Spies in Disguise
Time Out says
Stellar voice cast to the fore, Blue Sky’s latest animation lands enough of its gags to compensate for some over-familiar story beats.
In ‘Live and Let Die’, a pigeon famously pulls off an unexpected double-take as the villain meets an outrageously over-the-top death at the hands of 007. Other than that, pigeons have been pretty thin on the ground in espionage movies – until now. In this bizarrely premised but often very funny animation, pigeons do the actual spying.
The hero of this latest effort from Blue Sky, the studio that behind the ‘Ice Age’ and ‘Rio’ franchises, is uber-cool superspy Lance Sterling (voiced by Will Smith). When he’s framed for the theft of a deadly drone, the only person he can turn to for help is disgraced scientist Walter (Tom Holland), a gadget maker who prefers non-lethal tactics. But when the bullish Lance is accidentally transformed into a pigeon – yes, really – by Walter’s experimental formula, they must work together to stop bad guy Killiam (Ben Mendelsohn) from targeting every intelligence operative in the world.
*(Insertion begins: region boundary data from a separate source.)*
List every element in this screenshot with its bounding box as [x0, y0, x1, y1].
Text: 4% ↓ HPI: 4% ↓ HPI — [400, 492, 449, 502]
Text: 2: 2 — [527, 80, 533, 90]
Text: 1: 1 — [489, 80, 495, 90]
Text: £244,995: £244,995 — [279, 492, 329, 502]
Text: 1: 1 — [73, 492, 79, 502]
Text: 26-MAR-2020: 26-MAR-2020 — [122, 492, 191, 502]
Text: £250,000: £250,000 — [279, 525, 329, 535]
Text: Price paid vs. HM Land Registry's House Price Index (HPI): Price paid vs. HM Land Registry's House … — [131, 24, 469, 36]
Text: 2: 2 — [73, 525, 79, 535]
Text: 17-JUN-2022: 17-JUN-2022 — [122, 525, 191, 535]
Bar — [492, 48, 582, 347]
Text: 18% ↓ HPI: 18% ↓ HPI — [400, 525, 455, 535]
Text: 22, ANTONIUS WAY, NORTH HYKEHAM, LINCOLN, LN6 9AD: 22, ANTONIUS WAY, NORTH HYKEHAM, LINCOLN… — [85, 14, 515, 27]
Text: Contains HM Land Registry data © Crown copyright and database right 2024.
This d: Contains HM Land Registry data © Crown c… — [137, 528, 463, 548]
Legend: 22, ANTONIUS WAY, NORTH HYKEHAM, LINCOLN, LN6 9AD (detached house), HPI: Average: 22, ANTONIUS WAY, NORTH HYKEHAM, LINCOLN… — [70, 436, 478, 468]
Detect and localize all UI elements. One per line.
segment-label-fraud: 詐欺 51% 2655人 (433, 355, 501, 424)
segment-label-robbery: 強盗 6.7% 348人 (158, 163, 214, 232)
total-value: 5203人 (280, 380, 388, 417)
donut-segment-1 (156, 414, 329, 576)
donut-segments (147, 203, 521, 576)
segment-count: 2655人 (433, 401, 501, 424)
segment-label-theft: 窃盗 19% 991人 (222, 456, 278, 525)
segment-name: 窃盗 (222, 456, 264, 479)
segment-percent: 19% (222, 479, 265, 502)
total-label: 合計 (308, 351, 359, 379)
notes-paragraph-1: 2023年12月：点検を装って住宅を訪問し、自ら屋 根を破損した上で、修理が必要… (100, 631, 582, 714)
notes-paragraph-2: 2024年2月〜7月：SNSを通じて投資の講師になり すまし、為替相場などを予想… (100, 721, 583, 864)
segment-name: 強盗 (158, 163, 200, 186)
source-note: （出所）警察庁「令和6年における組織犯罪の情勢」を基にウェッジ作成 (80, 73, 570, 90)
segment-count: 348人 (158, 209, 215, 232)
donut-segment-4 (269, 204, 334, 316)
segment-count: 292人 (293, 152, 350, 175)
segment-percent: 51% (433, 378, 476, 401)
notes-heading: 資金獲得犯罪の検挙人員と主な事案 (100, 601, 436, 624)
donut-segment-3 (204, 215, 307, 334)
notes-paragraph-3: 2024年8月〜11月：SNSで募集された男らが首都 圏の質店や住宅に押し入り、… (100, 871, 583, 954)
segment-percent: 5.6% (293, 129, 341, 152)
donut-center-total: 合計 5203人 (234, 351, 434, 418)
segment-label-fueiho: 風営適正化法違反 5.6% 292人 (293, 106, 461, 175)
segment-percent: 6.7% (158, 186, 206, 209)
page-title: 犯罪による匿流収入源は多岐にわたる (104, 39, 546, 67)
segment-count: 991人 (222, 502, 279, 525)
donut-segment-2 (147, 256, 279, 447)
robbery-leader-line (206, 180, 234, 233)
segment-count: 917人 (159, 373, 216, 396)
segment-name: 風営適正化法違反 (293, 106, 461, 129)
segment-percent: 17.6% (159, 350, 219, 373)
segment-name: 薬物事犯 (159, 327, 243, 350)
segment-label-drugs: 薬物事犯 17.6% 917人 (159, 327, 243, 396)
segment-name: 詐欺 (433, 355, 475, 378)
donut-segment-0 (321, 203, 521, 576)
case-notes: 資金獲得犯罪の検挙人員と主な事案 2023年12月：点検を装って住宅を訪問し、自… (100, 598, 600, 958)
The plot is both overly familiar (drones, spy databases) and thoroughly silly (birds), but its looseness at least allows the charismatic cast to chuck in some solid gags. This debut effort from co-directors Nick Bruno and Troy Quane is therefore far funnier than we might have expected, delivering original riffs on spy clichés and pigeon behaviour (be warned that some of the regurgitation gags may cause actual gagging). It also offers a surprisingly progressive look at covert ops, suggesting that they create a vicious cycle of violence and only worsen the problems they seek to address. The non-aggressive glitter bombs that Walter creates to break this cycle may not work in the real world, but it’s a positive and inspiring message for a children’s film.